Une grande étude cas-témoins en Inde rapporte que boire environ un verre standard par jour (environ 9 grammes d'alcool) est associé à un risque estimé 50 % plus élevé de cancer de la muqueuse buccale. Les chercheurs estiment également que la combinaison de consommation d'alcool et de tabac à chiquer pourrait représenter environ 62 % des cas au niveau national, avec l'association la plus forte observée chez les personnes consommant principalement des boissons alcoolisées locales brassées.
Une grande étude comparative, multicentrique cas-témoins publiée en ligne dans la revue à accès libre BMJ Global Health a trouvé que même des niveaux faibles de consommation d'alcool étaient associés à un risque plus élevé de cancer de la muqueuse buccale, la forme la plus courante de cancer de la bouche en Inde.
Les chercheurs ont comparé 1 803 hommes diagnostiqués avec un cancer de la muqueuse buccale à 1 903 témoins sans la maladie. Les participants ont été recrutés dans cinq centres d'étude entre 2010 et 2021. La plupart des participants avaient entre 35 et 54 ans, et près de 46 % des cas sont survenus chez des personnes âgées de 25 à 45 ans, selon le rapport.
Les participants ont fourni des historiques détaillés de consommation d'alcool, y compris les types de boissons consommés. L'étude a enregistré 11 boissons reconnues internationalement – telles que la bière, le whisky, la vodka, le rhum et les « breezers » (boissons alcoolisées aromatisées) – et 30 boissons locales brassées, dont apong, bangla, chulli, desi daru et mahua.

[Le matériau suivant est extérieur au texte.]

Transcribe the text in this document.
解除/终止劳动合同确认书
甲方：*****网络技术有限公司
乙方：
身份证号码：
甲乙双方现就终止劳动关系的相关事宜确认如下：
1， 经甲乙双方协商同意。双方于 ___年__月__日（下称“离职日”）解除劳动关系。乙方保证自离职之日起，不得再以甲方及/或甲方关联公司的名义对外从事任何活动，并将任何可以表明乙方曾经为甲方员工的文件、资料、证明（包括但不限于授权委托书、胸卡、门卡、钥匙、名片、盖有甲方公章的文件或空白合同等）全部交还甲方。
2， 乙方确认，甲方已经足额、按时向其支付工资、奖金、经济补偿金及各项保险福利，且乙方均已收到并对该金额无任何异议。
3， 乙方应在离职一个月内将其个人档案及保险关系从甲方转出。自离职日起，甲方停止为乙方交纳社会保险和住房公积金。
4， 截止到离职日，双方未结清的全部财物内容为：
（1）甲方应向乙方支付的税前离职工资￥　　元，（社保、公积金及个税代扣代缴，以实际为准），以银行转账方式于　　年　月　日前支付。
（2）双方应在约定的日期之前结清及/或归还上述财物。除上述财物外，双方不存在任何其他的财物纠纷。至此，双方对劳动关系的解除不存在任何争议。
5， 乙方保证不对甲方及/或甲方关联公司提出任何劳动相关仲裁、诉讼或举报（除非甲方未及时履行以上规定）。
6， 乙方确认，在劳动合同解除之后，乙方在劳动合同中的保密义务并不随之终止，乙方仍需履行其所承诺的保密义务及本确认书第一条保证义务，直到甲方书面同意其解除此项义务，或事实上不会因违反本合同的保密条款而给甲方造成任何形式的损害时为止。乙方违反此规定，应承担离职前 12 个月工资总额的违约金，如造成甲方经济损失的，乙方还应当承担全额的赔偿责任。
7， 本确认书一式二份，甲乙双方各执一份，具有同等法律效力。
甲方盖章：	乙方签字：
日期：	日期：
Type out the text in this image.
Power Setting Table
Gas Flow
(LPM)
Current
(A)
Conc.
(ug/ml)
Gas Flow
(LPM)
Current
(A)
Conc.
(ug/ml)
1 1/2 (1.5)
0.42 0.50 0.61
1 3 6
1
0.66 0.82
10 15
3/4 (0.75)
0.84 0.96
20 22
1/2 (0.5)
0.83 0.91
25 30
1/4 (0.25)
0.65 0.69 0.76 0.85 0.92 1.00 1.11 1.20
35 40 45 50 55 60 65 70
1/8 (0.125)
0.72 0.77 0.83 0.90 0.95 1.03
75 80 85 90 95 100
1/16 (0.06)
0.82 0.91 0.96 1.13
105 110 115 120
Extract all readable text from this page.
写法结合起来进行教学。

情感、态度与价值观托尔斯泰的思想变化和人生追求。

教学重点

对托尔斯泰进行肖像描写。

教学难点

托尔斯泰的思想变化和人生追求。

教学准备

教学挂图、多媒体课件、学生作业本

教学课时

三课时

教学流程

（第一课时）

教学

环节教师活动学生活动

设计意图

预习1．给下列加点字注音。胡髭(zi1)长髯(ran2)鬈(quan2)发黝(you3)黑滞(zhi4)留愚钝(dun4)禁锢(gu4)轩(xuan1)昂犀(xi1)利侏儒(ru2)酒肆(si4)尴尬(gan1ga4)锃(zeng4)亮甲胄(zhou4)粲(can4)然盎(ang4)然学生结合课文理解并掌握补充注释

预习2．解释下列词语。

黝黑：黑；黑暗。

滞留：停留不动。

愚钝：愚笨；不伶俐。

Parmi les cas de cancer, 781 ont rapporté consommer de l'alcool et 1 019 non. Dans le groupe témoin, 481 ont rapporté consommer et 1 420 non. En moyenne, ceux atteints de cancer ont rapporté un historique plus long d'usage du tabac – environ 21 ans contre environ 18 ans chez les témoins – et un apport alcoolique quotidien plus élevé, presque 37 grammes contre environ 29 grammes.
Par rapport aux personnes ne buvant pas, les consommateurs d'alcool avaient un risque estimé 68 % plus élevé de cancer de la muqueuse buccale. L'augmentation de risque estimée était de 72 % chez ceux consommant principalement des boissons reconnues internationalement et de 87 % chez ceux consommant principalement de l'alcool local brassé.
L'analyse suggérait qu'il n'y avait pas de seuil « sûr » clair : boire moins de 2 grammes de bière par jour était encore associé à un risque accru, tandis que consommer environ 9 grammes d'alcool par jour – environ un verre standard – était associé à une augmentation estimée de 50 %.
Les chercheurs ont rapporté l'effet le plus important lorsque la consommation d'alcool chevauchait le tabac à chiquer. L'exposition simultanée était associée à plus de quatre fois plus de risque, et l'équipe estimait que l'interaction entre alcool et tabac à chiquer pourrait représenter environ 62 % des cas de cancer de la muqueuse buccale en Inde. Ils estimaient également que l'alcool seul représente près de 11,5 % des cas de cancer de la muqueuse buccale au niveau national, montant à environ 14 % dans certains États à forte prévalence, dont le Meghalaya, l'Assam et le Madhya Pradesh.
Le rapport notait que le cancer de la bouche est le deuxième cancer le plus courant en Inde, avec un estimé de 143 759 nouveaux diagnostics et 79 979 décès par an. Les taux d'incidence sont estimés à moins de 15 pour 100 000 hommes indiens. Les résultats de survie restent médiocres, avec environ 43 % des patients vivant au moins cinq ans après le diagnostic.
Comme explication possible, les chercheurs suggéraient que l'éthanol pourrait modifier la teneur en graisse de la muqueuse interne de la bouche, augmentant la perméabilité et la susceptibilité aux cancérigènes présents dans les produits de tabac à chiquer.
L'étude a également signalé des préoccupations concernant l'alcool local brassé, notant que le marché est largement non réglementé et que certaines formes utilisées par les participants contenaient jusqu'à 90 % d'alcool. Les chercheurs indiquaient que le risque plus élevé lié aux brassages locaux pourrait être en partie dû à une contamination par des substances toxiques comme le méthanol et l'acétaldéhyde.
« En résumé, notre étude démontre qu'il n'y a pas de limite sûre de consommation d'alcool pour le risque de [cancer de la muqueuse buccale]… Nos résultats suggèrent que des actions de santé publique visant la prévention de l'alcool et du tabac pourraient en grande partie éliminer le [cancer de la muqueuse buccale] de l'Inde », ont conclu les auteurs.